Mosby was arguable the most famous enlisted man (became an officer during the war) of the United States Civil war. In the South his dashing exploits made him one of the great heroes of the "Lost Cause." In the North he was painted as the blackest of scoundrels, the boogie man, a fact explained by his amazing successes during the war. So great became the fame of Mosby's partisan exploits that soldiers of fortune came from Europe to share his adventures. Among his daring exploits:
- Mosby was the chief scout for JEB Stuart when Stuart rode a circle around the attacking Union Army commanded by Gen. George B. McClellan outside of Richmond.
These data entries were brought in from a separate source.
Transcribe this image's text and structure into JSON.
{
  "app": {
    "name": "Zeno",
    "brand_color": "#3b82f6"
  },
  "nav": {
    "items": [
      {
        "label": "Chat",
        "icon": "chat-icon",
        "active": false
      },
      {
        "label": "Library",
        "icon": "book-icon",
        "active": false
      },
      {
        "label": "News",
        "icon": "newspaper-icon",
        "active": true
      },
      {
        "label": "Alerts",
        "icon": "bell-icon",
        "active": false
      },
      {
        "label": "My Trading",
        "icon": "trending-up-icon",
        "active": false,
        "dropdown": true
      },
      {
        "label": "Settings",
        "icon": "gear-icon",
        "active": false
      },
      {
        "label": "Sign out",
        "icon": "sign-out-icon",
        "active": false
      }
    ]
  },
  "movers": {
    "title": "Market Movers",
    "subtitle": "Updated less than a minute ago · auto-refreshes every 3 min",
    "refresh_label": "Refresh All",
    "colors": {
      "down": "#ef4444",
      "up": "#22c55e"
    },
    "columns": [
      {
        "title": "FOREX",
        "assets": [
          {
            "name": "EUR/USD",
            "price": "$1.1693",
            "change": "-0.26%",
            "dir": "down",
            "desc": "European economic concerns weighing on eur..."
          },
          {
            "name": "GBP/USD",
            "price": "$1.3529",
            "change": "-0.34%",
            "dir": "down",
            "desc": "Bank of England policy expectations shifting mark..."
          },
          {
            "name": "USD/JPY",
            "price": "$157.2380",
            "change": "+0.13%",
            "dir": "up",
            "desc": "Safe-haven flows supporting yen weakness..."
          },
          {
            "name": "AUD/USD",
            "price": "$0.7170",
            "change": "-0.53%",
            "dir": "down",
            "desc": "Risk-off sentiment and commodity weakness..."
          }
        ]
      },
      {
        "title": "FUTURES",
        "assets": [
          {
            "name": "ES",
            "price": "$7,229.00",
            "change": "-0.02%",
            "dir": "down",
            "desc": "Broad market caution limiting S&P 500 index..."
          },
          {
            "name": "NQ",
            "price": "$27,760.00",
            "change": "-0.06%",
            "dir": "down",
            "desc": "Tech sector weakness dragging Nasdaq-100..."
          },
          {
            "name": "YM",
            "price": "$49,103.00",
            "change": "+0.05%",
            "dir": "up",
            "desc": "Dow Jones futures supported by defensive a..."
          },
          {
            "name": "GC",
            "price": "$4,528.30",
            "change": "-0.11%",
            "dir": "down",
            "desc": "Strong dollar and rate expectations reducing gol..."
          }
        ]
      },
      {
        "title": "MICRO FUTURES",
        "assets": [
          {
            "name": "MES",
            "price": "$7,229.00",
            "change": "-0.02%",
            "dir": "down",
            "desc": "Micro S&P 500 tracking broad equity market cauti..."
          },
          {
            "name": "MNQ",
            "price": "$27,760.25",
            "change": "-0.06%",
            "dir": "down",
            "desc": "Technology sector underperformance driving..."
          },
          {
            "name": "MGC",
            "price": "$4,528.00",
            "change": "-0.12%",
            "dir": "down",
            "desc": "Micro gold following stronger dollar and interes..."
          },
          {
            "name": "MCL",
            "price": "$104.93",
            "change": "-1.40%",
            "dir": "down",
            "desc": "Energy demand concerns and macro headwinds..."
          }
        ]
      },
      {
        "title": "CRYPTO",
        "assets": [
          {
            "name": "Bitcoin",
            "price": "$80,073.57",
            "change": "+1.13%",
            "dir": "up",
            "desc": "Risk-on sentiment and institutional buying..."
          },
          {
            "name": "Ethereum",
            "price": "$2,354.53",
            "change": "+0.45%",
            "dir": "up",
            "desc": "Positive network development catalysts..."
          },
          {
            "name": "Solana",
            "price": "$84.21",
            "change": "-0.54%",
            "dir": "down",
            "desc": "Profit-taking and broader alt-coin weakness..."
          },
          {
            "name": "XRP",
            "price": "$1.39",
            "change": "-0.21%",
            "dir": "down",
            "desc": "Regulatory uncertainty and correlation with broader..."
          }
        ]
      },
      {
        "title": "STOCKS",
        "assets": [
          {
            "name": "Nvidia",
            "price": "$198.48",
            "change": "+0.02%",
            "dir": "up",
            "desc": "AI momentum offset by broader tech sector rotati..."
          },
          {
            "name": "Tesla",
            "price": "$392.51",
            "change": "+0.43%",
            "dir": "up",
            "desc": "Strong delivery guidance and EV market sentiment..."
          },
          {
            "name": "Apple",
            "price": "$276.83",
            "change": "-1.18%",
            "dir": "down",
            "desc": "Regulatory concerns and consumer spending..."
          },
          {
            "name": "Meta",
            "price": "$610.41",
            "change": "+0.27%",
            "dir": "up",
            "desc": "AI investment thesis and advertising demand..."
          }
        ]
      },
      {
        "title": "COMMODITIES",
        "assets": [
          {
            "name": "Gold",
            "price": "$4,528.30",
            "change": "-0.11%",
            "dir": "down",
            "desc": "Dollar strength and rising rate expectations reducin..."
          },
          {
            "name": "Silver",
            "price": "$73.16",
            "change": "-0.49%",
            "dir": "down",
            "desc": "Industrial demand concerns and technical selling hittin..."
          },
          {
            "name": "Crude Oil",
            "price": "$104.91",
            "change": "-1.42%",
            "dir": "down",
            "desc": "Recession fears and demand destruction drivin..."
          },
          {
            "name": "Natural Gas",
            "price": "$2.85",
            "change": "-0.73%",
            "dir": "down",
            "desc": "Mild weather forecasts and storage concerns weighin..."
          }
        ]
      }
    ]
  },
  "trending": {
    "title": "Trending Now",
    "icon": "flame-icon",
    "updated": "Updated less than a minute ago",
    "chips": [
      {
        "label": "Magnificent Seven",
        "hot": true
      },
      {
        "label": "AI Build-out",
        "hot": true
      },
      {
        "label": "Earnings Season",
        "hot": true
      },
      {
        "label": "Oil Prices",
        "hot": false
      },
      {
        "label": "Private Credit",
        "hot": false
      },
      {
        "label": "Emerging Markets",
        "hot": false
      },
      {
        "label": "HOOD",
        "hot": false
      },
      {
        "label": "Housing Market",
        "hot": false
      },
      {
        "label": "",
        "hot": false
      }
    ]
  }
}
- Operated behind Union Lines, captured the Payroll of the Army of the Potomac several times. In Virginia there is still talk of finding some of Mosby's hidden gold.
- Captured the Union General in charge of the occupation of N. Virginia from his bed at his head quarters in Fairfax City, including his staff.
- Required the Union to commit as many as 10,000 calvary to pursue and protect against his raids, Mosby himself never commanded more than 200 men throughout the war, sometimes as few as a handful.
- It is said the planks of Chain Bridge connecting Northern Virginia and Washington DC were pulled up every night to protect the Union's capital from John Mosby's Partisan rangers.
- After President Lincoln was shot, the Secretary of War Edwin M. Stanton issued orders to arrest Mosby. So great was his fame, Stanton just knew he was behind the assassination. Mosby was found innocent as he was having dinner that evening with the Union General occupying Virginia.
- Honored by General Robert E. Lee, Mosby was chosen to command his personal escort detail which accompanied Lee to Appomattox Court House April 9, 1865 where Lee surrendered to General Grant.
- Mosby's manual on cavalry tactics would be used for decades at West Point after the war.
- Mosby's autobiography would become a best seller in the post civil war United States in the early 20th century.
- In his autobiography, Mosby counts some of his former Union captives, as among his best friends.
Back to my Question. Edgar Rice Burroughs, the future author of Tarzan, would begin writing about the fictitious John Carter in 1912( A Princess of Mars). The fictitious John Carter being a famous Virginian Cavalryman who lost faith, left the south and went prospecting in the west after the civil war. Burroughs' John Carter was a discredited man who ultimately overcame himself to again display decisive thinking and a flare for military action and bravery, this time in the martian civil war also about slavery. This also paralleled Col. Mosby who also left the South in disgrace just ahead of death threats and attempts on his life, after becoming a Republican and endorsing General Grant for the Presidency.
Anyway, any hard evidence that Boroughs based John Carter on Mosby or is it all in my head?